校舎裏を抜けて、人気の少ない裏門へ向かう道を二人で歩く。
沈黙が数歩分続いて、先に口を開いたのはスバルの方だった。
「……あー、その、さ」
頭をかきながら、少しだけ前を歩く彼女の背中に声を投げる。
「助けてもらったし、ちゃんと名乗っとくわ。俺の名前はナツキ・スバル! 右も左もわからない上に天衣無縫の無一文! ヨロシク!」
最後だけ小さく付け足す。
少女は足を止めず、少しだけ横目でこちらを見る。
「エミリア」
短く、それだけ。
「……以上?」
「以上よ」
あまりにも簡潔な返答に、スバルは思わず苦笑する。
「もうちょいなんかないのかよ」
「必要?」
「いや……まあ、いいけど」
それ以上は踏み込まず、スバルも歩調を合わせる。
しばらくして、エミリアがぽつりと口を開いた。
「さっきの話」
「ん?」
「パック。

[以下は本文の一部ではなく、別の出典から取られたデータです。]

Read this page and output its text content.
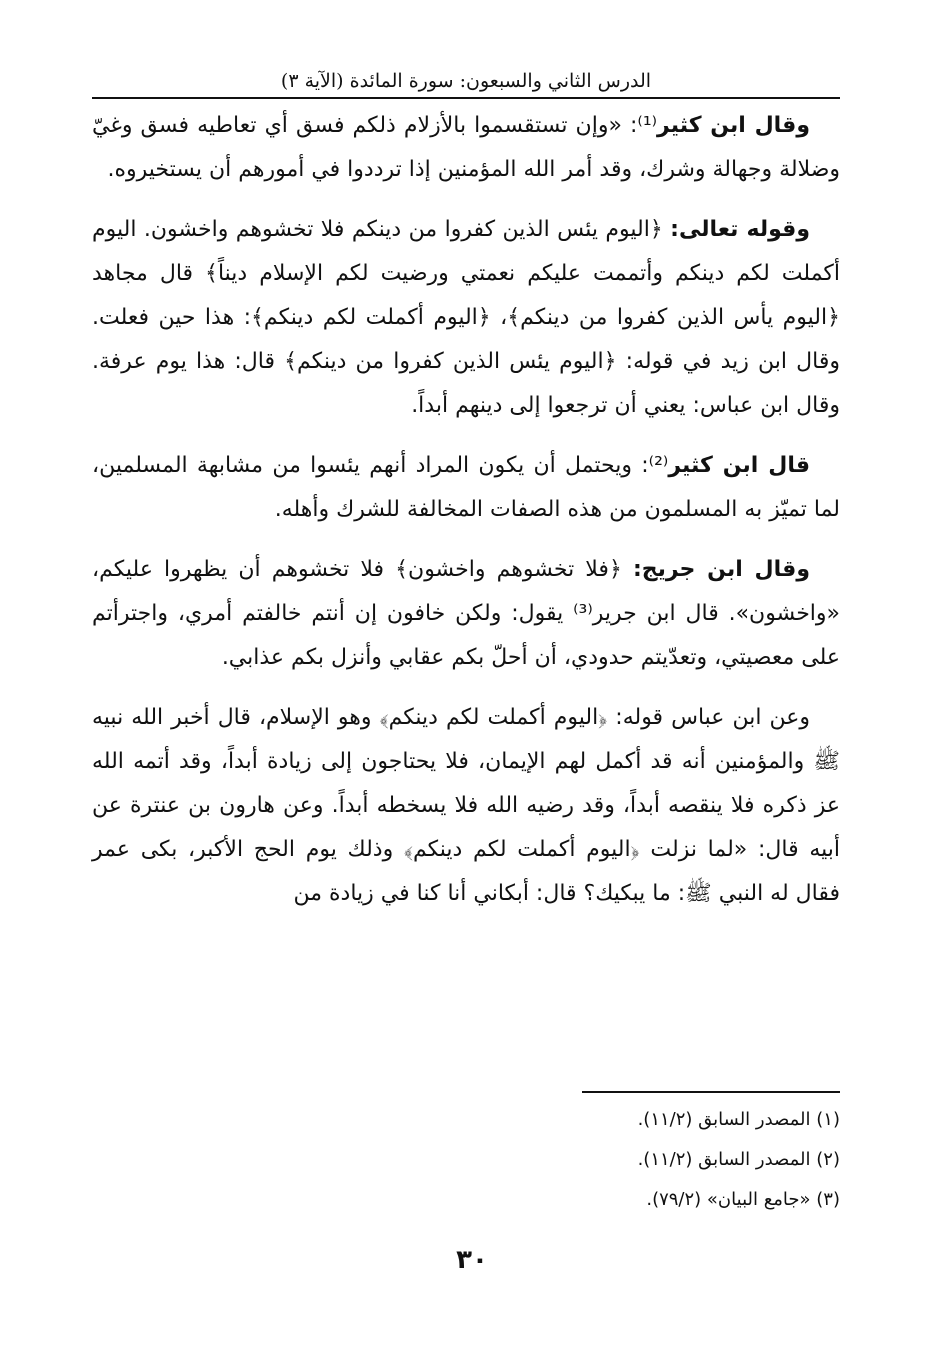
الدرس الثاني والسبعون: سورة المائدة (الآية ٣)

وقال ابن كثير⁽¹⁾: «وإن تستقسموا بالأزلام ذلكم فسق أي تعاطيه فسق وغيّ وضلالة وجهالة وشرك، وقد أمر الله المؤمنين إذا ترددوا في أمورهم أن يستخيروه.

وقوله تعالى: ﴿اليوم يئس الذين كفروا من دينكم فلا تخشوهم واخشون. اليوم أكملت لكم دينكم وأتممت عليكم نعمتي ورضيت لكم الإسلام ديناً﴾ قال مجاهد ﴿اليوم يأس الذين كفروا من دينكم﴾، ﴿اليوم أكملت لكم دينكم﴾: هذا حين فعلت. وقال ابن زيد في قوله: ﴿اليوم يئس الذين كفروا من دينكم﴾ قال: هذا يوم عرفة. وقال ابن عباس: يعني أن ترجعوا إلى دينهم أبداً.

قال ابن كثير⁽²⁾: ويحتمل أن يكون المراد أنهم يئسوا من مشابهة المسلمين، لما تميّز به المسلمون من هذه الصفات المخالفة للشرك وأهله.

وقال ابن جريج: ﴿فلا تخشوهم واخشون﴾ فلا تخشوهم أن يظهروا عليكم، «واخشون». قال ابن جرير⁽³⁾ يقول: ولكن خافون إن أنتم خالفتم أمري، واجترأتم على معصيتي، وتعدّيتم حدودي، أن أحلّ بكم عقابي وأنزل بكم عذابي.

وعن ابن عباس قوله: ﴿اليوم أكملت لكم دينكم﴾ وهو الإسلام، قال أخبر الله نبيه ﷺ والمؤمنين أنه قد أكمل لهم الإيمان، فلا يحتاجون إلى زيادة أبداً، وقد أتمه الله عز ذكره فلا ينقصه أبداً، وقد رضيه الله فلا يسخطه أبداً. وعن هارون بن عنترة عن أبيه قال: «لما نزلت ﴿اليوم أكملت لكم دينكم﴾ وذلك يوم الحج الأكبر، بكى عمر فقال له النبي ﷺ: ما يبكيك؟ قال: أبكاني أنا كنا في زيادة من

(١) المصدر السابق (١١/٢).
(٢) المصدر السابق (١١/٢).
(٣) «جامع البيان» (٧٩/٢).
٣٠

たぶん、あいつらの手にはないわ」
「マジで?」
「雰囲気が違った。あれはただのPDF販売屋。盗みはしてない」
言い切る口調。
確信があるらしい。
「じゃあ犯人は別ってことか……」
「ええ。でも、流れは読める」
エミリアは前を見たまま続ける。
「盗んだやつが、そのまま捌こうとするとは思えない。足がつくもの」
「じゃあ、どっかに流す?」
「そう。こういうのは“集まる場所”があるの」
少しだけ間を置いて、
「メルカリ蔵」
その名前を口にした。
「……なんだそれ。名前からして終わってるな」
「盗品とか、グレーなものばかり扱ってる場所。表には出てこないけど、知ってる人は知ってる」
「完全にアウトじゃねぇか」
「ええ。だからこそ、ある可能性が高い」
淡々とした説明。
だが、その足取りは少しだけ速くなる。
「そこに行くのか」
「他に当てもないもの」
迷いのない答え。
スバルは少しだけ考えて、肩をすくめた。
「まぁ、わかりやすくていいわ。RPG的に言うと“次のダンジョン”って感じだな」
「……なにそれ」
「気にすんな」
軽口を叩きながらも、スバルの表情は少し引き締まる。
「で、そのメルカリ蔵ってのはどこにあんだ?」
「駅の反対側。古い倉庫街のあたり」
「あー、あそこか……なんかそれっぽいな」
納得したように頷く。
昼でも薄暗くて、人通りも少ない場所だ。
「危ない場所よ」
エミリアが一言、釘を刺す。
「さっきみたいなの、もっといる」
「知ってる知ってる。さっきのでだいぶ実感した」
苦笑しながらも、スバルは歩みを止めない。
「……それでも来るの?」
「行くって言ったろ」
即答だった。
「借りっぱなしっての、気持ち悪いしな」
少しだけ視線を逸らしながら、
「それに――」
一拍。
「パック、ないと困るんだろ?」
その言葉に、エミリアはわずかに目を細める。
「……ええ。困る」
短く、しかしはっきりと。
「じゃあ決まりだな」
スバルは軽く笑って、
「取り返しに行こうぜ。メルカリ蔵」
そう言って、足を一歩前に踏み出した。
エミリアも何も言わず、その隣に並ぶ。
夕方の光が、二人の影を長く伸ばしていた。